Музыканты слушали мои объяснения вежливо, но не более. «Рассказывай свои сказки, если тебе хочется», — вот что я читал на их лицах.

Программная музыка при всей ее доступности встречала сопротивление. Тут были две причины. Во-первых, естественное отвращение к навязчивости, которую неизбежно заключает в себе всякое объяснение музыки. Некоторые программы бывают так назойливо подробны, что это одно может сковать воображение и слух. Я долго внушал оркестру, что не о такой программности идет речь.

Другая причина заключалась в том, что музыканты боялись критиков и верили им больше, чем своим братьям-исполнителям и композиторам. Отчего это происходит, я и сам не знаю. Может быть, оттого, что критические статьи написаны трудно и этим гипнотизируют читателей? Я спросил однажды нашего скрипача: неужели он думает, что пишущий или исполняющий музыку знает свое дело хуже, чем тот, кто не пишет и не исполняет?

— Ведь многие из вас окончили консерваторию!

Скрипач ответил:

— Да разве мы ученые? Мы только чувствуем — и все. — Он полагал, что чувству нельзя полностью доверять даже в таком деле, как искусство.

Была еще одна причина их отрицания программной музыки: какое-то непостижимое отсутствие любопытства.
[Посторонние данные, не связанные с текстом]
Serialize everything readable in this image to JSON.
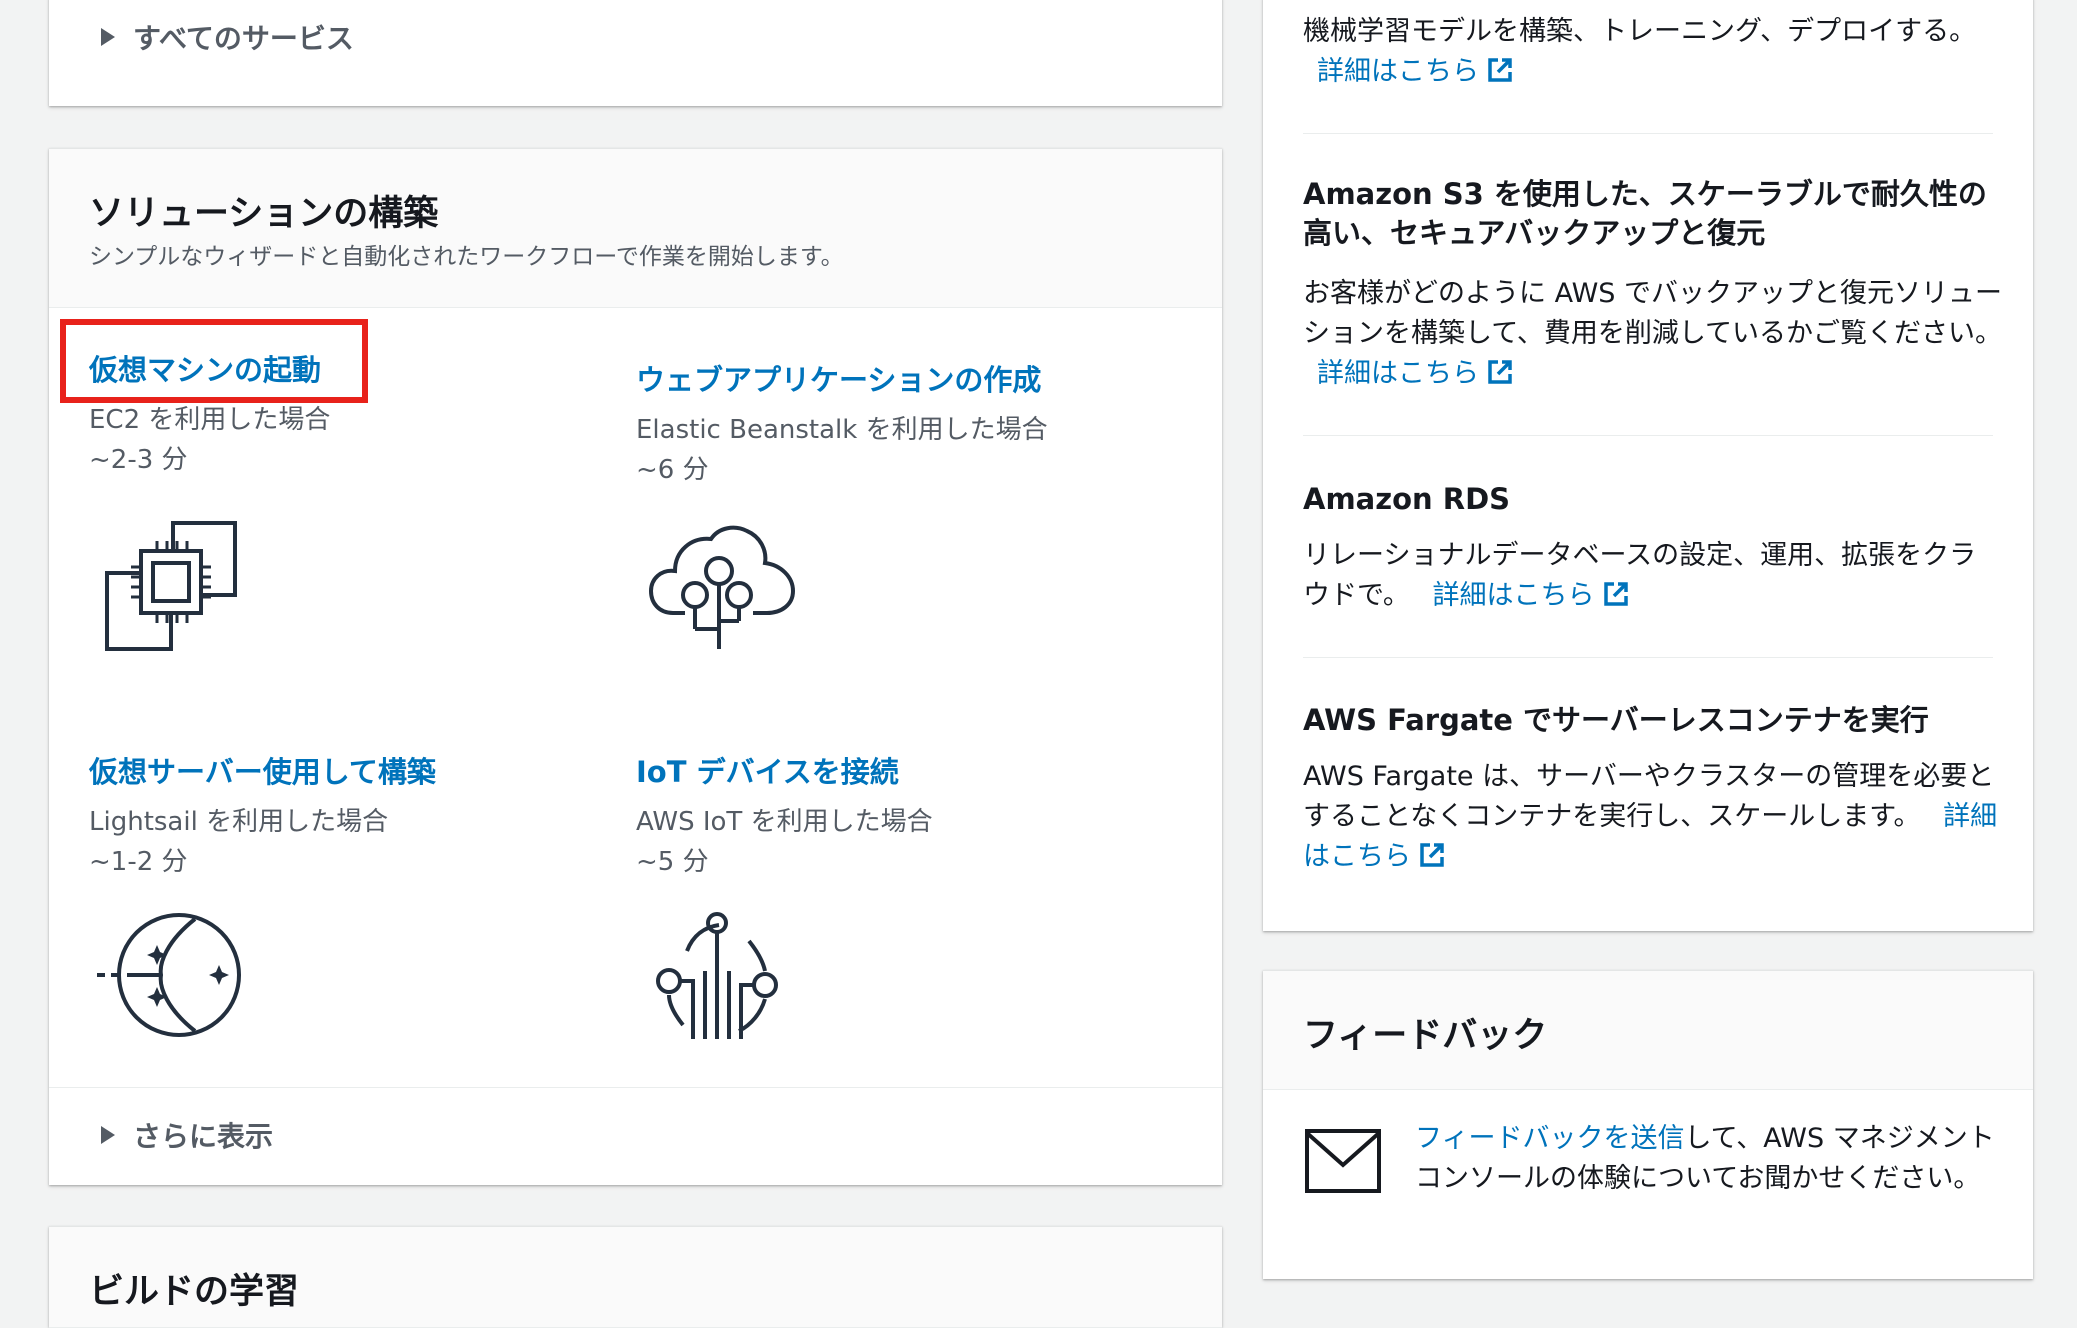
{
  "all_services": {
    "label": "すべてのサービス"
  },
  "solutions": {
    "title": "ソリューションの構築",
    "subtitle": "シンプルなウィザードと自動化されたワークフローで作業を開始します。",
    "items": [
      {
        "title": "仮想マシンの起動",
        "via": "EC2 を利用した場合",
        "time": "~2-3 分",
        "icon": "ec2-chip-icon"
      },
      {
        "title": "ウェブアプリケーションの作成",
        "via": "Elastic Beanstalk を利用した場合",
        "time": "~6 分",
        "icon": "beanstalk-cloud-icon"
      },
      {
        "title": "仮想サーバー使用して構築",
        "via": "Lightsail を利用した場合",
        "time": "~1-2 分",
        "icon": "lightsail-icon"
      },
      {
        "title": "IoT デバイスを接続",
        "via": "AWS IoT を利用した場合",
        "time": "~5 分",
        "icon": "iot-device-icon"
      }
    ],
    "show_more": "さらに表示"
  },
  "build_learning": {
    "title": "ビルドの学習"
  },
  "explore": {
    "link_text": "詳細はこちら",
    "items": [
      {
        "title": "",
        "body": "機械学習モデルを構築、トレーニング、デプロイする。"
      },
      {
        "title": "Amazon S3 を使用した、スケーラブルで耐久性の高い、セキュアバックアップと復元",
        "body": "お客様がどのように AWS でバックアップと復元ソリューションを構築して、費用を削減しているかご覧ください。"
      },
      {
        "title": "Amazon RDS",
        "body": "リレーショナルデータベースの設定、運用、拡張をクラウドで。"
      },
      {
        "title": "AWS Fargate でサーバーレスコンテナを実行",
        "body": "AWS Fargate は、サーバーやクラスターの管理を必要とすることなくコンテナを実行し、スケールします。"
      }
    ]
  },
  "feedback": {
    "title": "フィードバック",
    "link": "フィードバックを送信",
    "text": "して、AWS マネジメントコンソールの体験についてお聞かせください。"
  },
  "colors": {
    "link": "#0073bb",
    "highlight": "#e8221b",
    "text": "#16191f",
    "muted": "#545b64"
  }
}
Я встречал многих опытных музыкантов, отлично знавших свое дело, но очень мало или совсем не осведомленных в других сферах, даже очень близких к нашему искусству. Многие из моих веймарских артистов не знали, какова роль Наполеона в замысле «Героической симфонии», кто автор трагедии «Эгмонт», откуда возникло название «Сон в летнюю ночь». Они играли «Свадебный марш»[120] Мендельсона, нисколько не интересуясь, на чьей свадьбе разворачивается это блистательное шествие. В равной степени, разучивая увертюру к неизвестной опере, они оставались совершенно равнодушны к содержанию оперы и даже к ее музыке. Кто такая Эврианта, Леонора, Геновева[121], что это за женщины и женщины ли они или просто названия женского рода? Все это было безразлично. Музыканты привыкли видеть перед собой ноты и добросовестно придерживались немногочисленных указаний, обозначенных авторами. Они не пытались сами проникнуть в загадку музыки. И только чутье иногда смутно подсказывало им то, о чем они не имели понятия.
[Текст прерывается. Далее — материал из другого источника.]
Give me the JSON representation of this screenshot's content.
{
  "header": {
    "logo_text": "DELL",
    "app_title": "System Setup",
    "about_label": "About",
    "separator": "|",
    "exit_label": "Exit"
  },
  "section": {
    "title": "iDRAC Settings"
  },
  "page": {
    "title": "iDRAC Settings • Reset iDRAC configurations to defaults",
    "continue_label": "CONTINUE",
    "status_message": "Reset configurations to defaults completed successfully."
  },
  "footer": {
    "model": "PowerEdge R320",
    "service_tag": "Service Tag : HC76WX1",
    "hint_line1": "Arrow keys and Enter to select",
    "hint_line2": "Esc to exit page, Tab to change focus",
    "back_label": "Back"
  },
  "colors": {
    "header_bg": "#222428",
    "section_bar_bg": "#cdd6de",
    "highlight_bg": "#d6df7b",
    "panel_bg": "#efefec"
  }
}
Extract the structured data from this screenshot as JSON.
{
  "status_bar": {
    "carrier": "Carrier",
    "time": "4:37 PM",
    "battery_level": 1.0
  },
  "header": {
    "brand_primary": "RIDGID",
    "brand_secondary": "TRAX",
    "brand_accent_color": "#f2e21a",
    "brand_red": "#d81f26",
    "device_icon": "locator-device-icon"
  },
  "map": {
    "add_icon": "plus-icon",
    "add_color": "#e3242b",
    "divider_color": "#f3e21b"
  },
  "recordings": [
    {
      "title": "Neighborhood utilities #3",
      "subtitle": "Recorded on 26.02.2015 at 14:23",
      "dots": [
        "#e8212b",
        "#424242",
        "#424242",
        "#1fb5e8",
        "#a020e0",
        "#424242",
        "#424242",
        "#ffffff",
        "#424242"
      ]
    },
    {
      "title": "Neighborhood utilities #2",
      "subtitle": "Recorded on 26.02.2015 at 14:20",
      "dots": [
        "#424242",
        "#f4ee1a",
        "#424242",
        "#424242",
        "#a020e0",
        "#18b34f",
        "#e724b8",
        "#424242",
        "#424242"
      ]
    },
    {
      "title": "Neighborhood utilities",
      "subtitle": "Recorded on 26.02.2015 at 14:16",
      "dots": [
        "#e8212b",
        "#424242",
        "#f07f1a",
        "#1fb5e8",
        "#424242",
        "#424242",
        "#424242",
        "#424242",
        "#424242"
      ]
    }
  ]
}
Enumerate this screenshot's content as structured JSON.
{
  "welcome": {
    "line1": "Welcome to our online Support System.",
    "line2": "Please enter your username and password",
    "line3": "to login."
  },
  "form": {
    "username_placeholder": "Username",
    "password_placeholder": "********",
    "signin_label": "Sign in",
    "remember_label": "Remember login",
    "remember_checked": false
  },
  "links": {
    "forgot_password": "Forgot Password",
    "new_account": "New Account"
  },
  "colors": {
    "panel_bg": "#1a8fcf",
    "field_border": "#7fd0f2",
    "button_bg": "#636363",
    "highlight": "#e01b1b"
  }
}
Но зато удивительные, хотя и редкие проявления этого чутья могли вознаградить самого требовательного дирижера. Люди, совсем простые, не получившие никакого образования, кроме музыкантского, то есть ремесленного, как будто и недалекие и грубоватые, обнаруживали тонкое понимание музыки и самой идеи, заложенной в опере или в симфонии. Я вспоминал неотесанную парижскую примадонну, которая неподражаемо пела в операх Моцарта. Приблизительно таким же феноменом был Иожеф Тихачек, лучший вагнеровский певец. Познакомившись с ним, я подумал: «До чего же он ограничен, чтобы не сказать глуп!» Посмотрев его в трудной роли Тангейзера, я понял, что Вагнер не мог и мечтать о лучшем исполнителе.

Но Тихачек был гениален, мои же веймарские музыканты не поднимались до таких высот.